Der CEO spricht aber auch Probleme an, die aus seiner Sicht in Deutschland bestehen: „Die politischen Unsicherheiten in Deutschland, zum Beispiel bei den Rahmenbedingungen für Haltungsformen, sind für die Wirtschaft nicht förderlich. Die Landwirtschaft braucht Sicherheit von Politik und Handel, damit sich die notwendigen Investitionen für den Neu- oder Umbau eines Hähnchenmastbetriebes lohnen.“ Eine echte Herausforderung seien die bürokratischen Abläufe und die vielen Vorschriften in Deutschland. „Ich wünsche mir, dass die Rahmenbedingungen verbessert werden und hoffe, dass die neue Regierung den Mittelstand stärker unterstützt.“
3 Fragen an
Marco Tschanz, CEO der Bell Food Group
Sie sind an Mosa Meat beteiligt, das Rindfleisch direkt aus tierischen Zellen herstellt. Wann kommt der Mosa-Meat-Burger?
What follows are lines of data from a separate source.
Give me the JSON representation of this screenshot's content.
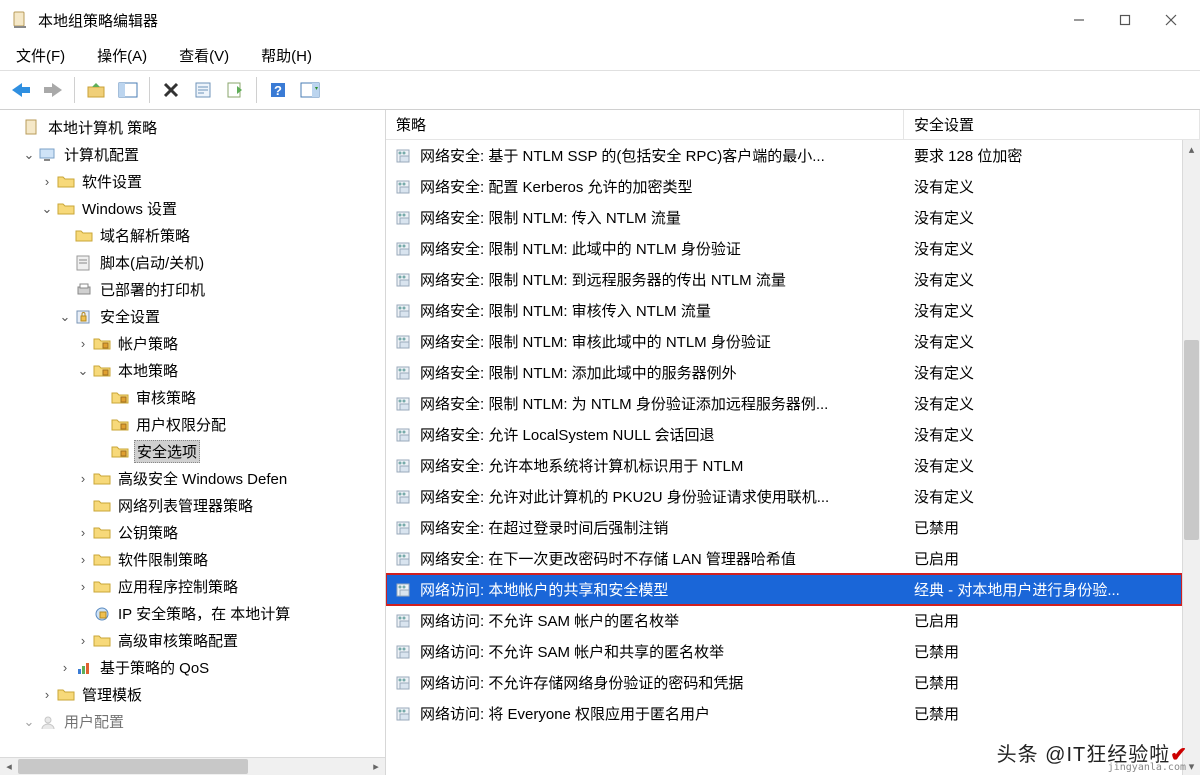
{
  "window": {
    "title": "本地组策略编辑器"
  },
  "menu": {
    "file": "文件(F)",
    "action": "操作(A)",
    "view": "查看(V)",
    "help": "帮助(H)"
  },
  "tree": {
    "root": "本地计算机 策略",
    "n1": "计算机配置",
    "n1_1": "软件设置",
    "n1_2": "Windows 设置",
    "n1_2_1": "域名解析策略",
    "n1_2_2": "脚本(启动/关机)",
    "n1_2_3": "已部署的打印机",
    "n1_2_4": "安全设置",
    "n1_2_4_1": "帐户策略",
    "n1_2_4_2": "本地策略",
    "n1_2_4_2_1": "审核策略",
    "n1_2_4_2_2": "用户权限分配",
    "n1_2_4_2_3": "安全选项",
    "n1_2_4_3": "高级安全 Windows Defen",
    "n1_2_4_4": "网络列表管理器策略",
    "n1_2_4_5": "公钥策略",
    "n1_2_4_6": "软件限制策略",
    "n1_2_4_7": "应用程序控制策略",
    "n1_2_4_8": "IP 安全策略，在 本地计算",
    "n1_2_4_9": "高级审核策略配置",
    "n1_2_5": "基于策略的 QoS",
    "n1_3": "管理模板",
    "n2": "用户配置"
  },
  "columns": {
    "policy": "策略",
    "setting": "安全设置"
  },
  "val": {
    "nd": "没有定义",
    "enabled": "已启用",
    "disabled": "已禁用",
    "enc128": "要求 128 位加密",
    "classic": "经典 - 对本地用户进行身份验..."
  },
  "rows": [
    {
      "p": "网络安全: 基于 NTLM SSP 的(包括安全 RPC)客户端的最小...",
      "s": "enc128"
    },
    {
      "p": "网络安全: 配置 Kerberos 允许的加密类型",
      "s": "nd"
    },
    {
      "p": "网络安全: 限制 NTLM: 传入 NTLM 流量",
      "s": "nd"
    },
    {
      "p": "网络安全: 限制 NTLM: 此域中的 NTLM 身份验证",
      "s": "nd"
    },
    {
      "p": "网络安全: 限制 NTLM: 到远程服务器的传出 NTLM 流量",
      "s": "nd"
    },
    {
      "p": "网络安全: 限制 NTLM: 审核传入 NTLM 流量",
      "s": "nd"
    },
    {
      "p": "网络安全: 限制 NTLM: 审核此域中的 NTLM 身份验证",
      "s": "nd"
    },
    {
      "p": "网络安全: 限制 NTLM: 添加此域中的服务器例外",
      "s": "nd"
    },
    {
      "p": "网络安全: 限制 NTLM: 为 NTLM 身份验证添加远程服务器例...",
      "s": "nd"
    },
    {
      "p": "网络安全: 允许 LocalSystem NULL 会话回退",
      "s": "nd"
    },
    {
      "p": "网络安全: 允许本地系统将计算机标识用于 NTLM",
      "s": "nd"
    },
    {
      "p": "网络安全: 允许对此计算机的 PKU2U 身份验证请求使用联机...",
      "s": "nd"
    },
    {
      "p": "网络安全: 在超过登录时间后强制注销",
      "s": "disabled"
    },
    {
      "p": "网络安全: 在下一次更改密码时不存储 LAN 管理器哈希值",
      "s": "enabled"
    },
    {
      "p": "网络访问: 本地帐户的共享和安全模型",
      "s": "classic",
      "sel": true
    },
    {
      "p": "网络访问: 不允许 SAM 帐户的匿名枚举",
      "s": "enabled"
    },
    {
      "p": "网络访问: 不允许 SAM 帐户和共享的匿名枚举",
      "s": "disabled"
    },
    {
      "p": "网络访问: 不允许存储网络身份验证的密码和凭据",
      "s": "disabled"
    },
    {
      "p": "网络访问: 将 Everyone 权限应用于匿名用户",
      "s": "disabled"
    }
  ],
  "watermark": {
    "main": "头条 @IT狂经验啦",
    "sub": "jingyanla.com"
  }
}
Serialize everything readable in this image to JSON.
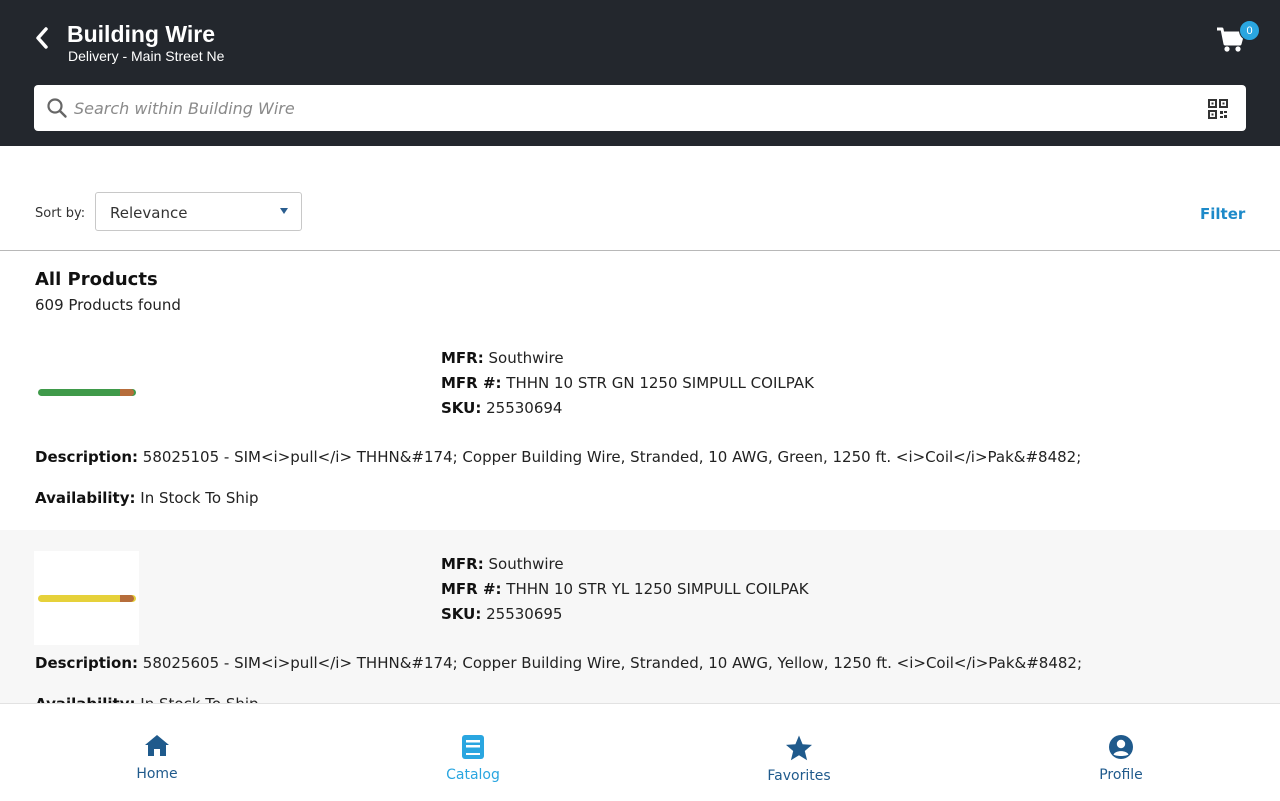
{
  "header": {
    "title": "Building Wire",
    "subtitle": "Delivery - Main Street Ne",
    "cart_count": "0"
  },
  "search": {
    "placeholder": "Search within Building Wire"
  },
  "sort": {
    "label": "Sort by:",
    "value": "Relevance",
    "filter_label": "Filter"
  },
  "results": {
    "title": "All Products",
    "count": "609 Products found"
  },
  "labels": {
    "mfr": "MFR:",
    "mfr_num": "MFR #:",
    "sku": "SKU:",
    "description": "Description:",
    "availability": "Availability:"
  },
  "products": [
    {
      "mfr": "Southwire",
      "mfr_num": "THHN 10 STR GN 1250 SIMPULL COILPAK",
      "sku": "25530694",
      "description": "58025105 - SIM<i>pull</i> THHN&#174; Copper Building Wire, Stranded, 10 AWG, Green, 1250 ft. <i>Coil</i>Pak&#8482;",
      "availability": "In Stock To Ship",
      "wire_color": "#3f9a4a"
    },
    {
      "mfr": "Southwire",
      "mfr_num": "THHN 10 STR YL 1250 SIMPULL COILPAK",
      "sku": "25530695",
      "description": "58025605 - SIM<i>pull</i> THHN&#174; Copper Building Wire, Stranded, 10 AWG, Yellow, 1250 ft. <i>Coil</i>Pak&#8482;",
      "availability": "In Stock To Ship",
      "wire_color": "#e6d13a"
    }
  ],
  "nav": [
    {
      "label": "Home",
      "icon": "home-icon",
      "color": "#1f5a8c"
    },
    {
      "label": "Catalog",
      "icon": "catalog-icon",
      "color": "#2aa6e0"
    },
    {
      "label": "Favorites",
      "icon": "star-icon",
      "color": "#1f5a8c"
    },
    {
      "label": "Profile",
      "icon": "profile-icon",
      "color": "#1f5a8c"
    }
  ]
}
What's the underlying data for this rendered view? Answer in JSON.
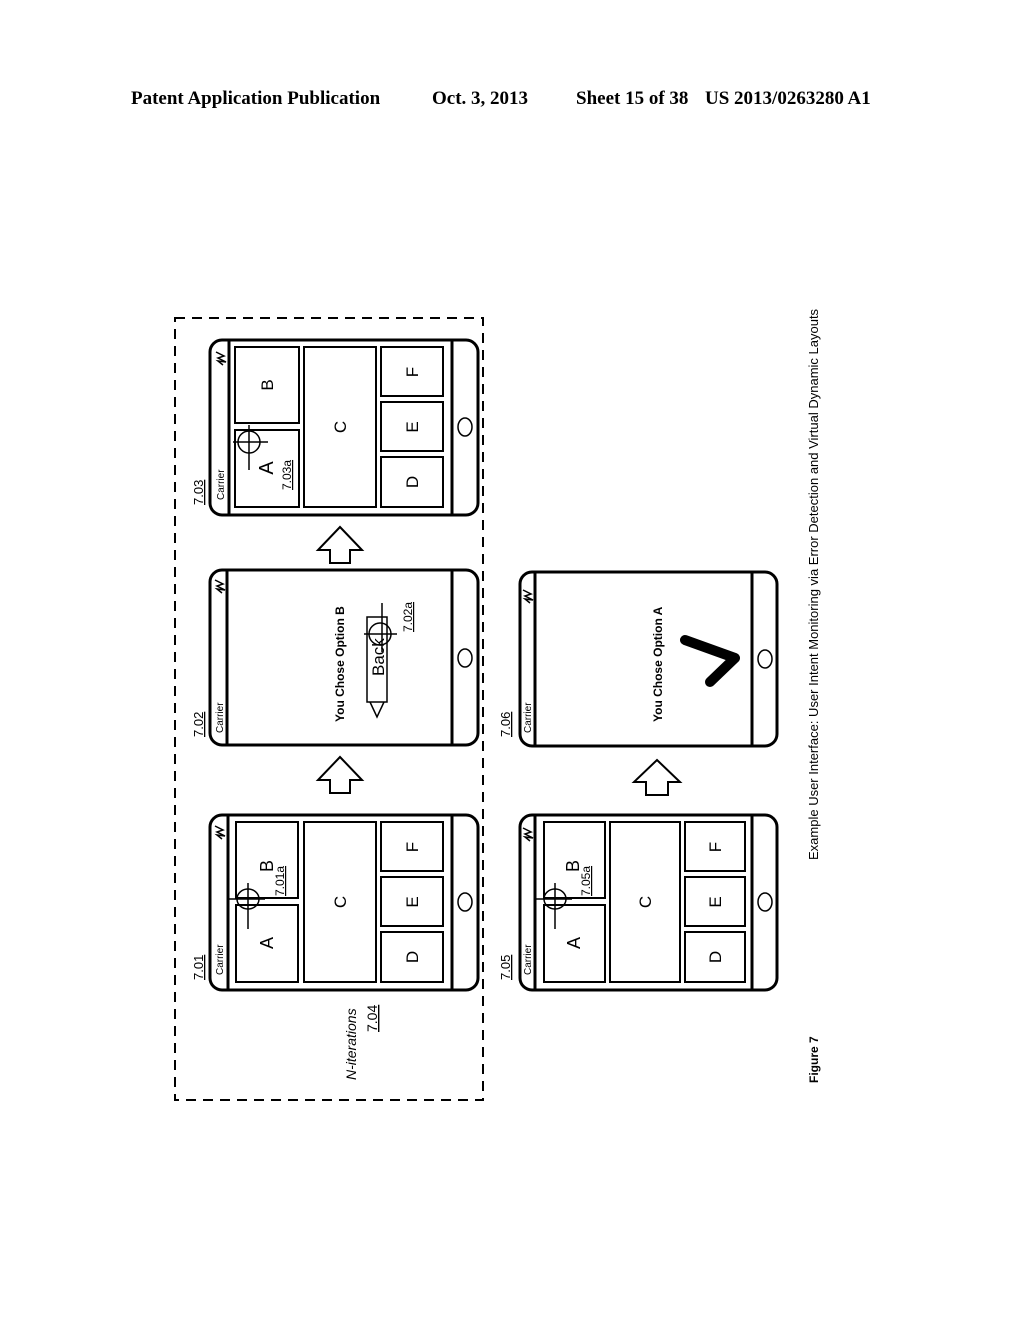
{
  "header": {
    "left": "Patent Application Publication",
    "date": "Oct. 3, 2013",
    "sheet": "Sheet 15 of 38",
    "number": "US 2013/0263280 A1"
  },
  "figure": {
    "label": "Figure 7",
    "caption": "Example User Interface:  User Intent Monitoring via Error Detection and Virtual Dynamic Layouts",
    "loop": {
      "text": "N-iterations",
      "ref": "7.04"
    }
  },
  "phones": {
    "p701": {
      "ref": "7.01",
      "carrier": "Carrier",
      "cells": [
        "A",
        "B",
        "C",
        "D",
        "E",
        "F"
      ],
      "touch_ref": "7.01a"
    },
    "p702": {
      "ref": "7.02",
      "carrier": "Carrier",
      "message": "You Chose Option B",
      "button": "Back",
      "touch_ref": "7.02a"
    },
    "p703": {
      "ref": "7.03",
      "carrier": "Carrier",
      "cells": [
        "A",
        "B",
        "C",
        "D",
        "E",
        "F"
      ],
      "touch_ref": "7.03a"
    },
    "p705": {
      "ref": "7.05",
      "carrier": "Carrier",
      "cells": [
        "A",
        "B",
        "C",
        "D",
        "E",
        "F"
      ],
      "touch_ref": "7.05a"
    },
    "p706": {
      "ref": "7.06",
      "carrier": "Carrier",
      "message": "You Chose Option A",
      "icon": "checkmark-icon"
    }
  }
}
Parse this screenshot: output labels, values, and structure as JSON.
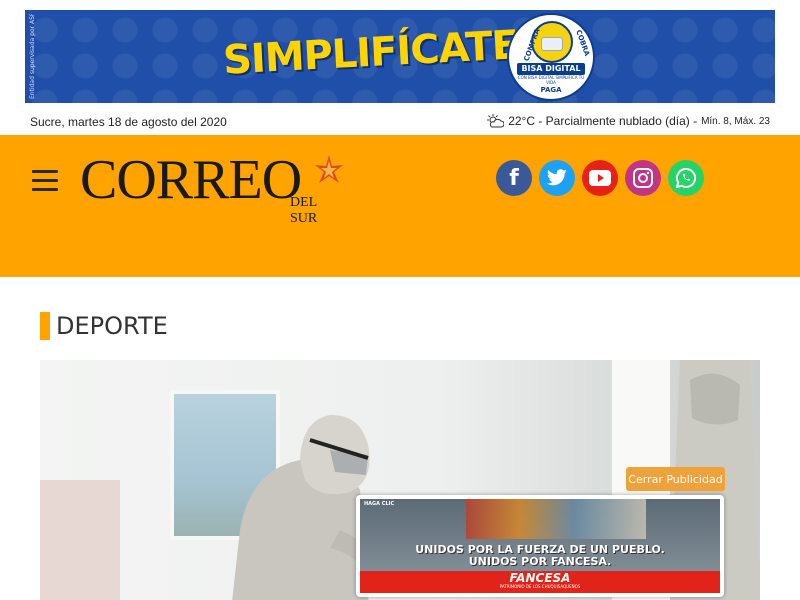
{
  "top_ad": {
    "headline": "SIMPLIFÍCATE",
    "disclaimer": "Entidad supervisada por ASFI",
    "seal_left": "COMPRA",
    "seal_right": "COBRA",
    "seal_center": "BISA DIGITAL",
    "seal_subtext": "CON BISA DIGITAL SIMPLIFICA TU VIDA",
    "seal_bottom": "PAGA"
  },
  "info_bar": {
    "date": "Sucre, martes 18 de agosto del 2020",
    "weather_icon": "partly-cloudy-icon",
    "weather_main": "22°C - Parcialmente nublado (día) -",
    "weather_minmax": "Mín. 8, Máx. 23"
  },
  "header": {
    "background_color": "#ffa300",
    "menu_icon": "hamburger-menu-icon",
    "logo_main": "CORREO",
    "logo_sub": "DEL SUR",
    "social": [
      {
        "name": "facebook",
        "glyph": "f",
        "color": "#3b5998"
      },
      {
        "name": "twitter",
        "glyph": "",
        "color": "#1da1f2"
      },
      {
        "name": "youtube",
        "glyph": "",
        "color": "#e62117"
      },
      {
        "name": "instagram",
        "glyph": "",
        "color": "#c13584"
      },
      {
        "name": "whatsapp",
        "glyph": "",
        "color": "#25d366"
      }
    ]
  },
  "section": {
    "title": "DEPORTE",
    "accent_color": "#ffa300"
  },
  "popup": {
    "close_label": "Cerrar Publicidad",
    "ad_tag": "HAGA CLIC",
    "slogan_line1": "UNIDOS POR LA FUERZA DE UN PUEBLO.",
    "slogan_line2": "UNIDOS POR FANCESA.",
    "brand": "FANCESA",
    "brand_sub": "PATRIMONIO DE LOS CHUQUISAQUEÑOS"
  }
}
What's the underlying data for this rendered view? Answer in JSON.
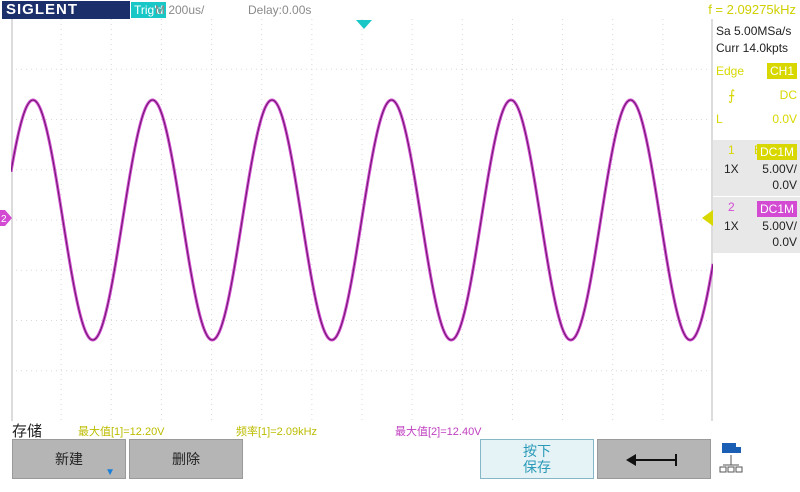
{
  "header": {
    "brand": "SIGLENT",
    "trigger_status": "Trig'd",
    "timebase": "M 200us/",
    "delay": "Delay:0.00s",
    "frequency": "f = 2.09275kHz"
  },
  "acquisition": {
    "sample_rate": "Sa 5.00MSa/s",
    "memory": "Curr 14.0kpts"
  },
  "trigger": {
    "mode_label": "Edge",
    "source": "CH1",
    "slope_symbol": "⨍",
    "coupling": "DC",
    "level_label": "L",
    "level": "0.0V"
  },
  "channels": [
    {
      "number": "1",
      "bandwidth": "B",
      "coupling": "DC1M",
      "probe": "1X",
      "scale": "5.00V/",
      "offset": "0.0V"
    },
    {
      "number": "2",
      "bandwidth": "",
      "coupling": "DC1M",
      "probe": "1X",
      "scale": "5.00V/",
      "offset": "0.0V"
    }
  ],
  "colors": {
    "ch1": "#d8d800",
    "ch2": "#d24bd2",
    "trigger_marker": "#19c7c7"
  },
  "markers": {
    "ch2_left": "2"
  },
  "measurements": {
    "menu_title": "存储",
    "max1": "最大值[1]=12.20V",
    "freq1": "频率[1]=2.09kHz",
    "max2": "最大值[2]=12.40V"
  },
  "softkeys": {
    "new": "新建",
    "delete": "删除",
    "press_line1": "按下",
    "press_line2": "保存",
    "back_icon": "return-arrow-icon",
    "network_icon": "network-icon"
  }
}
Marco Tschanz: Letztes Jahr haben wir die Zulassung für kultiviertes Rinderfett in Europa und in der Schweiz beantragt. Die Zulassung könnte etwa zwei Jahre dauern. Sie wird zunächst nur für Hybridprodukte möglich sein, also zum Beispiel 80 Prozent pflanzliches und 20 Prozent kultiviertes Rinderfett, um den Fleischgeschmack in Fleischalternativen zu intensivieren. Geht man von einer Zulassungszeit von zwei Jahren plus der Entwicklung der Fleischzellen aus, rechne ich damit, dass der Burger frühestens 2030 massenmarktfähig im Lebensmitteleinzelhandel sein wird.
Warum haben Sie in Mosa Meat investiert?
Für uns ist es wichtig, mit der technologischen Entwicklung Schritt zu halten. In der Schweiz sind wir Marktführer im Fleischbereich. Als Verarbeiter sind wir auf Rohstoffe angewiesen, und wenn diese statt von der Weide plötzlich aus dem Bioreaktor kommen, müssen wir frühzeitig Bescheid wissen. Deshalb haben wir in diesen Bereich investiert.
Was bringt die Zukunft?
Wir wollen weiterhin profitabel wachsen. Dabei steht nicht der Umsatz im Vordergrund, sondern die Profitabilität, insbesondere das EBITDA-Wachstum. Wir konzentrieren uns darauf, nur dort tätig zu sein, wo wir einen echten Mehrwert bieten können, um Marktanteile zu gewinnen und organisch zu wachsen. Das ist unser Ziel.